Question

Need guidance in differentiating f(x)=arctan(√(ln(1/x))

Answer 1

\[\arctan(\sqrt{\ln(\frac{ 1 }{ x }})\]

Answer 2

\[\frac{ d }{ dx } (\tan^{-1}x)=\frac{ 1 }{ 1+x^2 }\] so you will have to use chain rule here, is your derivative \[ \frac{ d }{ dx } \arctan \left( \sqrt{\ln (\frac{ 1 }{ x })}\right)\]

Answer 3

I think it might be easier if you like \[\sqrt{\ln \frac{ 1 }{ x }} = u\] and then make the substitution back so you can see what exactly is going on

Answer 4

let*

Answer 5

Or you can just take the derivative haha, it's going to be ugly, try using the chain rule and see what you get

Answer 6

so I would get \[\frac{ 1 }{ \ln \frac{ 1 }{ x } } x \frac{ d }{ dx }\sqrt{\ln \frac{ 1 }{ x }}\], then the chain rule again?

Answer 7

sorry, 1/(1+ln(1/x))

Answer 8

\[\frac{ d }{ dx } \arctan \left( \sqrt{\ln (\frac{ 1 }{ x })}\right) = \frac{ 1 }{ 1+\ln(1/x) } * \ln(\frac{ 1 }{ x })'\] do you mean this

Answer 9

Yeah.
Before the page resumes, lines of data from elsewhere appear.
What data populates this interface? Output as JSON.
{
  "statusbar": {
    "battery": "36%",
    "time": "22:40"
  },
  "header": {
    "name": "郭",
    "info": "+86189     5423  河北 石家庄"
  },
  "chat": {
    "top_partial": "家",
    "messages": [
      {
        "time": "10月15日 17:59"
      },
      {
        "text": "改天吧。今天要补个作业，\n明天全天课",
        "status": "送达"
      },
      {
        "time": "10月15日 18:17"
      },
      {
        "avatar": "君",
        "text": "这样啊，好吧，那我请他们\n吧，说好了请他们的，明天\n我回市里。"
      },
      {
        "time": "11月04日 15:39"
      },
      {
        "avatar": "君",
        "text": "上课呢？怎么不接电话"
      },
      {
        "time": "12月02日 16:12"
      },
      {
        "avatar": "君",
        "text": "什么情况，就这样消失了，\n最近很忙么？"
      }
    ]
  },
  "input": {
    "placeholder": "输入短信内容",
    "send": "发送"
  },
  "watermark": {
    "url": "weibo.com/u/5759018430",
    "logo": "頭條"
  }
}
Im not really fimiliar with the tools yet, haha

Answer 10

Then since its the derivative of ln(1/x), we would have to apply the chain rule again?

Answer 11

One sec it's not as easy as that, let me try on paper and I'll get back to you in a second

Answer 12

Ok so we should get \[- \frac{ 1 }{ \sqrt{\ln \left( \frac{ 1 }{ x } \right)}(2x+2xln \left( \frac{ 1 }{ x } \right) }\] it's probably easier making the u substitution and breaking it in parts, or we can do it all at once which is kind of nasty

Answer 13

\[\frac{ d }{ dx } \left( \sqrt{\ln(\frac{ 1 }{ x })} \right)\] so what's the derivative of this?

Answer 14

i believe it would be \[\frac{ -1 }{ 2x \sqrt{\ln \frac{ 1 }{ x }} }\]

Answer 15

Right, awesome!

Answer 16

Ok now we have \[\frac{ d }{ dx } arctanu= \frac{ 1 }{ 1+u^2 }\] so now we just take \[u = \sqrt{\ln(1/x)}\] and substitute that in, and we can now multiply by that derivative above and we're done :)

Answer 17

Does that make sense?

Answer 18

kind of, do we not need to use the chain rule again for 1/x?

Answer 19

Only reason I broke it up is because we would be hesitant in taking the derivative of just ln(1/x) which is wrong

Answer 20

We did take the derivative, we took the derivative of \[\sqrt{\ln(1/x)}\] which included that

Answer 21

Ok I guess I'll show the long ugly way to, \[\frac{ d }{ dx } \arctan(\sqrt{\ln(1/x)}) = \frac{ 1 }{ 1+\left( \sqrt{\ln(1/x)} \right)^2 } \times [\sqrt{\ln(1/x)}]'\] I guess it's not too bad but you can't square for the derivative

Answer 22

OH, duh so we get down to \[\frac{ 1 }{ 1+\ln \frac{ 1 }{ x } }*\frac{ -1 }{ 2x \sqrt{\ln \frac{ 1 }{ x }} }\]

Answer 23

Yes, exactly :) so we then have \[-\frac{ 1 }{ 2xln \sqrt{1/x}(1+\ln(1/x)) }\]

Answer 24

Is this the same as the one you had above?

Answer 25

Yup, it doesn't matter

Answer 26

Oh, okay awesome. Thank you for your help!

Answer 27

The above just multiplied through by 2x